OAKLAND, Calif. (KTVU) - The number of homicides in Oakland in 2018 dropped to their lowest level — 68 — since 1999, and the total crime level in the city declined 11 percent compared to 2017, according to the city's annual crime data.
Robberies and burglaries decreased too, the latter by 22 percent (although within that umbrella category, commercial burglaries rose by 42 percent.) There also were 12 percent fewer rapes, according to city data. Plus, car burglaries dropped by 25 percent.
And non-fatal shootings were down, despite what happened on New Year's Eve, when a 6-year-old girl was struck by a bullet during "celebratory gunfire" while she was attending a family party in Oakland. She is expected to be OK.
"It's definitely intentional strategies on our part," Oakland Police Chief Anne Kirkpatrick told KTVU on Thursday, referring to the city's Ceasefire policing strategy where law enforcement provides lifestyle alternatives to at-risk individuals instead of simply focusing on arrests. "Our focus is to interrupt the cycle of gun violence."
Kirkpatrick said that enforcement is only part of the reason for the drop, the other key element is education in trying to get people to "put the guns down." Gentrification is not a reason for the drop, the mayor said at a news conference.
However, not everyone was impressed with the numbers.
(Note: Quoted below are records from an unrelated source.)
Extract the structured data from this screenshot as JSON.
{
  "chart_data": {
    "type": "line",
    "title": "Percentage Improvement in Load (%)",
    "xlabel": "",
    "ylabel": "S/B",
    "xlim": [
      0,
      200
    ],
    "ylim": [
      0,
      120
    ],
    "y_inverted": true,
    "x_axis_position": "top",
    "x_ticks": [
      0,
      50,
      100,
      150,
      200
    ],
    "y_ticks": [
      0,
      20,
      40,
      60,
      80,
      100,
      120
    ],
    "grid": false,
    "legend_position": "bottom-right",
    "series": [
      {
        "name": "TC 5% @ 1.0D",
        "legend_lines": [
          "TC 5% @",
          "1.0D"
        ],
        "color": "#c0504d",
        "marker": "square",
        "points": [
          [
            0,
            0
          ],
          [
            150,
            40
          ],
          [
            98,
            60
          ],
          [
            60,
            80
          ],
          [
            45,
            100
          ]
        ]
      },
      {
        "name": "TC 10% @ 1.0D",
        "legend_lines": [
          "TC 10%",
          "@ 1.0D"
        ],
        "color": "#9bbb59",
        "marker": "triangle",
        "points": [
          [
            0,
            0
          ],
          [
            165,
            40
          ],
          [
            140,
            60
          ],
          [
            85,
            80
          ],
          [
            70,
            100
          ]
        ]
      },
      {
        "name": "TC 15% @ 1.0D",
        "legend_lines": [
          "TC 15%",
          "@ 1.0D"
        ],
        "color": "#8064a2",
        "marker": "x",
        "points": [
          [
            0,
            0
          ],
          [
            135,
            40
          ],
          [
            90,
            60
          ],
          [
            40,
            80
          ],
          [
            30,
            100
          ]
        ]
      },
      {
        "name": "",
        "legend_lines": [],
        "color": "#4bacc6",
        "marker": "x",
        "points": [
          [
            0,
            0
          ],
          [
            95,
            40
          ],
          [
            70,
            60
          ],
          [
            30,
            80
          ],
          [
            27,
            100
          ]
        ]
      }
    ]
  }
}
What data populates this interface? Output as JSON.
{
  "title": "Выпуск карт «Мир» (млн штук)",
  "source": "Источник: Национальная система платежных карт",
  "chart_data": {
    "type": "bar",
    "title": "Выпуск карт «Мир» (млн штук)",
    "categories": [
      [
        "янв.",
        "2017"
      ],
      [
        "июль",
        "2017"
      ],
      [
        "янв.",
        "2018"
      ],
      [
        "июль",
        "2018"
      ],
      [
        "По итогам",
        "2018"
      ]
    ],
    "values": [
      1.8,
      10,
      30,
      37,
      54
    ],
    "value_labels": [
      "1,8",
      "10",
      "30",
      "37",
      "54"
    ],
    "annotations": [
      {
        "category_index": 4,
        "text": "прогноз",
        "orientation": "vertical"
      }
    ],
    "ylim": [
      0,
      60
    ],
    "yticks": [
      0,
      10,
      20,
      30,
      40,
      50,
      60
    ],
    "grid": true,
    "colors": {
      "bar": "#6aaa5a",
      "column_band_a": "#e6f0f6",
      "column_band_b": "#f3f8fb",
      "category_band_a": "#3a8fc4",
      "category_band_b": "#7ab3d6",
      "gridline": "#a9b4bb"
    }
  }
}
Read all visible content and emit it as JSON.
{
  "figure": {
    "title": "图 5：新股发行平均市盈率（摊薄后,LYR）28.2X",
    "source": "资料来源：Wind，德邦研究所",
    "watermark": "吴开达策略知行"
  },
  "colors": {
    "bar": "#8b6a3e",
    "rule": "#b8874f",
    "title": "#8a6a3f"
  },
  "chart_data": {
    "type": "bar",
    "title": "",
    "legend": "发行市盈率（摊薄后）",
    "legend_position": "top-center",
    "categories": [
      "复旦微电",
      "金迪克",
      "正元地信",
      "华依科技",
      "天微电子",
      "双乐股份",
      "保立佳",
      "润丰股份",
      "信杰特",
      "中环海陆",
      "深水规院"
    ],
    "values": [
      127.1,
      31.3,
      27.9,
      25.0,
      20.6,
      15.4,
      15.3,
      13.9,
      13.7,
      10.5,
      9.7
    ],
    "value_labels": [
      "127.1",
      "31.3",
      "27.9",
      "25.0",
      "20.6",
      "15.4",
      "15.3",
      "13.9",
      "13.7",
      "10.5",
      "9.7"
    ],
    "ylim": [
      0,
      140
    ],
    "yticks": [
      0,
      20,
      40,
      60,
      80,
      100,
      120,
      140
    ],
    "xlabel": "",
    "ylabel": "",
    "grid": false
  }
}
Councilwoman Lynette McElhaney said that Oakland's crime rates in particular neighborhoods don't paint a cheery picture, at least for her district. In downtown and West Oakland, she said, homicides are up, as are assaults and shootings. She also pointed to the July stabbing death of 18-year-old Nia Wilson in Oakland, at the MacArthur Station, but whose homicide is being investigated by BART police. Her death is not included in Oakland's stats.
"From the street, it feels less safe now than five years ago," McElhaney said.
She and Councilman Larry Reid are now working to recruit the city's first Chief of Violence Prevention and to create a department, budgeted at about $1 million, dedicated to reducing crime even more, and from the perspective of those who have suffered violence.
Despite the criticism that Oakland could be doing more, it's been proven that homicide numbers have been dropping since Oakland implemented the Ceasefire program. Academic researchers at Northeastern University also gave credit to the policing strategy, the East Bay Express reported in August.
Ceasefire targets mainly young black and Latino men living in Oakland's poorest neighborhoods who make up less than 1 percent of the city's population, according to Oakland police. This population group experiences a high rate of unemployment and housing and food insecurity, is provided with inadequate educational opportunities, and is harmed by other forms of institutional racism. They are also often exposed to violence at an early age and carry a great deal of trauma.
Through Ceasefire, police conduct "call ins," meaning they ask members of that population to sit down, usually in a church or community center, and talk about the potential consequences of engaging in street warfare. And they provide them referrals and services to break the cycle of violence, Kirkpatrick said.
When the program started seven years ago, there were zero groups and six individuals who received these one-on-one meetings with a police officer or community member, who tried to give that at-risk person a "message of caring, chance and choice," the city website states. Last year, there were 156 groups and 605 individuals who participated.
Ceasefire was fully implemented in 2013 under Mayor Jean Quan. Measure Z, the city's parcel tax to fund violence reduction strategies both inside and outside the police department, is used to pay for Ceasefire.
Ceasefire Oakland works in collaboration with several local nonprofit groups as well as the National Network for Safe Communities at John Jay College, which offers tips on best practices. Oakland Mayor Libby Schaaf noted that “making Oakland a safe city has been a community-led movement.”
At a news conference on Thursday, Schaaf also pointed out that the trends "represent an unprecedented reduction in homicides and shooting injuries combined."
While the total number of crimes dropped citywide, there were three large categories that did increase from the year before: Violent crime went up 1 percent, aggravated assault went up 5 percent and arson rose by 26 percent, according to the city's data.
Major fires have broken out at construction sites throughout the East Bay over the last several years. In November, police and the ATF arrested 45-year-old Dustin Bellinger on suspicion of setting at least one of the arson fires.
Kirkpatrick noted that while the percentage increase seems high, the number of raw data on arsons is low. There were 191 arsons documented in 2018.
Despite this year's successes, the Oakland Police Department remains under federal oversight since 2003 because of the Riders scandal, in which rogue officers known as “Riders” were accused of beating up and planting drugs on West Oakland residents.